La stratégie alliée 

Cette stratégie avait été définie lors de la réunion des chefs militaires alliés les 22, 23 et 24 août au château de Bombom, le QG de Foch. Elle consistait en une action générale convergente de toutes les armées alliées tirant parti de leur supériorité numérique et d’armements tels que les chars dont ne disposaient pas les Allemands. Ceux-ci, pénalisés par leur quasi-absence de moyens de transport automobile seront empêchés de résister efficacement, faute de pouvoir organiser les mouvements de leurs réserves. Partout, en effet, Foch entend frapper du fort au faible. Dès qu’une offensive engagée dans une partie du front se heurtera à une résistance plus marquée, elle sera interrompue et une autre sera immédiatement lancée dans un secteur suffisamment éloigné pour que les Allemands n’aient pas le temps d’y envoyer des renforts.

Au cours du mois de septembre, partout les Allemands reculent sous les coups de boutoir des Alliés.
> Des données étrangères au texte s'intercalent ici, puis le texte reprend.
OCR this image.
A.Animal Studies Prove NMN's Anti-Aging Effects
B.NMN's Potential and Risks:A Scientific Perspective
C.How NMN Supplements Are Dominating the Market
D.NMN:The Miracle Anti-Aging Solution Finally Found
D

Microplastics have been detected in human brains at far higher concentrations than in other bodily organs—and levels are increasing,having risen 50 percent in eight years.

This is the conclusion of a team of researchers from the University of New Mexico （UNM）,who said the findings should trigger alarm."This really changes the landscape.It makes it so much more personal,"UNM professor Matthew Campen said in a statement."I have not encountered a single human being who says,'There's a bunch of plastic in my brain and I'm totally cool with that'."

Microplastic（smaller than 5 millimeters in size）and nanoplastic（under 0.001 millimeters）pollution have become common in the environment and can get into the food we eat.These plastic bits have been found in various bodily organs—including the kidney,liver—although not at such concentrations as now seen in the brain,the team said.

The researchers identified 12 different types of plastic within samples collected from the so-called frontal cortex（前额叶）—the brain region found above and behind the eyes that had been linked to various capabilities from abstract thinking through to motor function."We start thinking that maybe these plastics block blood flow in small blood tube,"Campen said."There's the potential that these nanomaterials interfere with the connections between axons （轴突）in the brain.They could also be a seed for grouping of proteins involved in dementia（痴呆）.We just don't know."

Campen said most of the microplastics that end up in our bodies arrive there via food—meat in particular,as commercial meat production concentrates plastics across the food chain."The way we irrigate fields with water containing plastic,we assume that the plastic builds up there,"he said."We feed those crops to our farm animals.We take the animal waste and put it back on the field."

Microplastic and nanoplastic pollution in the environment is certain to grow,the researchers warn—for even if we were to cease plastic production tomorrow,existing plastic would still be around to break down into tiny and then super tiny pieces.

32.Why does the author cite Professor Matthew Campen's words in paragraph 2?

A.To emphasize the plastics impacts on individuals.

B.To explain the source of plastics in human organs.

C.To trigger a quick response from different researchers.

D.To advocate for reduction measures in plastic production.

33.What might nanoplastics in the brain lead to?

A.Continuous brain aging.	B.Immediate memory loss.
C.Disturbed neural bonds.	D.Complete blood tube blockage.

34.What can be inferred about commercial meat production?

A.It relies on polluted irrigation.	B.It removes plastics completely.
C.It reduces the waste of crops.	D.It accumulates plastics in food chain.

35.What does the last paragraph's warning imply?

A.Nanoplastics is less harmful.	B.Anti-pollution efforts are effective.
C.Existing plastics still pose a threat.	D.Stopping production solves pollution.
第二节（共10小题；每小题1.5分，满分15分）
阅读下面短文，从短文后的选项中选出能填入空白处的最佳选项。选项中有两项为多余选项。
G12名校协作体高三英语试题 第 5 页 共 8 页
Cependant, le repli de leurs troupes s’effectue en bon ordre et fin septembre, ils ont pu s’établir dans les fortifications la ligne Hindenburg. En effet, elles constituent une position de défense exceptionnelle. S’étirant de manière continue sur près de 500 kilomètres, ce que les auteurs appellent improprement « ligne Hindenburg » est en réalité constituée de trois tronçons érigés progressivement au cours de l’année 1917. Le premier comprend trois segments orientés nord-ouest/sud-est — Siegfriedstellung, Wotanstellung et Flandernstellung — qui vont de la mer du Nord à la région de La Fère dans L’Aisne. La Hundingstellung s’étend ensuite d’ouest en est sur plus de 240 kilomètres jusqu’au nord de Verdun. Enfin, la Michelstellung complète le dispositif jusqu’à la région de Metz. Les chefs militaires alliés estiment qu’une fois cette ligne fortifiée conquise, une victoire militaire sera possible avant la fin de l’année 1918. Foch a préparé un plan en ce sens.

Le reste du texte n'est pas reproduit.